А вот тюбик взял и сбежал на Корабли, прихватив один чемодан со сломанной ручкой.
Она придумывала разные сценарии: как он умирает от тоски, как он просто спивается и гибнет, потому что счастье – она то бишь – его оставило, как она приходит туда-то, уже обновленная и прекрасная, а он вдруг
Потом набегала печаль – из щелястого окна вечно дуло, она с головой накрывалась и плакала, вспоминая и толстое одеяло, и теплые мягкие руки почти-бывшего-мужа, его вечные эксперименты, кашки с супами, их милого плюшевого пса, который по утрам клал голову ей в ладонь и заставлял чесать загривок, их поездки по городам и весям, фейерверочное счастье первых месяцев и ужасный обвал последних, как на качелях.
«Вот качели, манипулятивные качельки, он тебе и устроил», – думала она, и снова уезжала в поле бешеной ненависти к нему, к его пьяным дружкам, к похотливым бабам, к ненормальной женщине с трёхъярусным носом, к его картинам про девочек и для девочек. Память услужливо подсовывала самые уродливые и грязные сцены их жизни, воображение дорисовывало всё, что могло стоять за этим, – на этих кошмарных волнах она и отключалась, просыпаясь под утро совершенно разбитой, замерзшей, измученной.

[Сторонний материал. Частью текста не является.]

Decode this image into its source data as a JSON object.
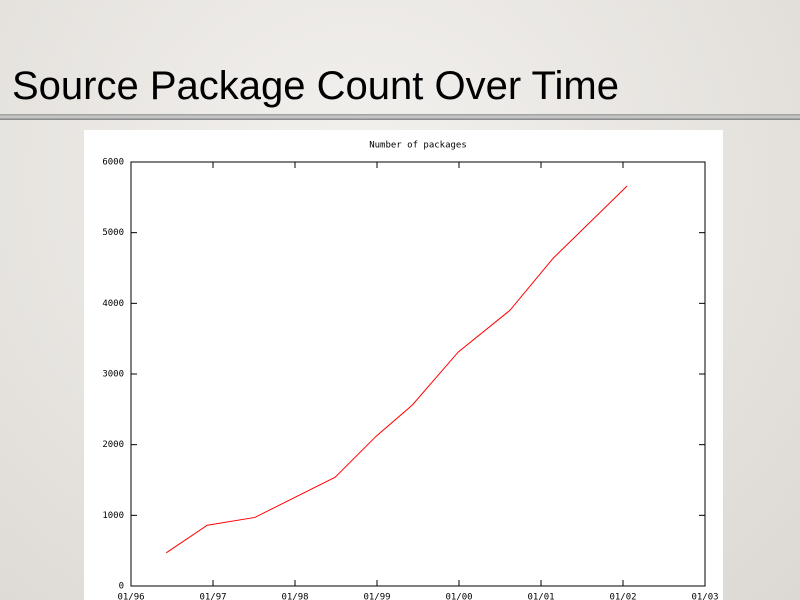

Положим, спуститься на первый этаж – преодолев тамбур, лифт, толкнув тяжелую дверь подъезда, – это пять минут. Самое большое – семь.
Дойти до остановки, щурясь от ледяного ветра (потому что тут, на Кораблях, всегда дует едкий ветер с привкусом цистита), – это еще семь.
Переминаться на остановке, выглядывая автобус до метро, – непредсказуемо… заложим десять.
Если не перепутаешь автобус и поедешь не кругами по всему Васильевскому, а прямо и налево, точно к метро, – это десять минут, не больше.
Там надо выйти, перебежать дорогу раз, перебежать дорогу два, протолкнуться через гомон уличных торговцев, втиснуться в метро и трястись еще двадцать минут до Маяковской, вылезти, проскочить давку на Невском, перебежать дорогу и идти прямо-прямо-прямо четверть часа. Итого получается час – целый час езды от дома до работы.
Раньше – пешком, безо всяких трудностей, косых взглядов и потных таджиков на эскалаторах, вполне себе прогулочным шагом – эта дорога занимала пятнадцать минут. Она ленилась, вызывала такси и доезжала за пять. И ныла, и ленилась опять.
«Может, в этом всё дело? – думала она, повисая на поручне в вагоне. – Может, нужно было больше стараться?»
«Забота этой болезни не лечит», – подсказывал второй внутренний голос. Двери резко сдвигались, наталкиваясь друг на друга, будто пытаясь ущучить опоздавшего пассажира. «И других, кстати, тоже».
Первой на антресоли отправилась шуба – для маршруток и метро она оказалась непригодной, тем более такая, как у нее: длинная, под норку, пушистая, как шар, барская-боярская. Она подумала, повздыхала – и достала старый, чудом не выброшенный на помойку (надо же было в чем-то выгуливать пса и таскать его мыться за грязные лапы) бронебойный пуховик, еще, впрочем, приглядного вида, но уже с засаленными рукавами и даже надорванной молнией.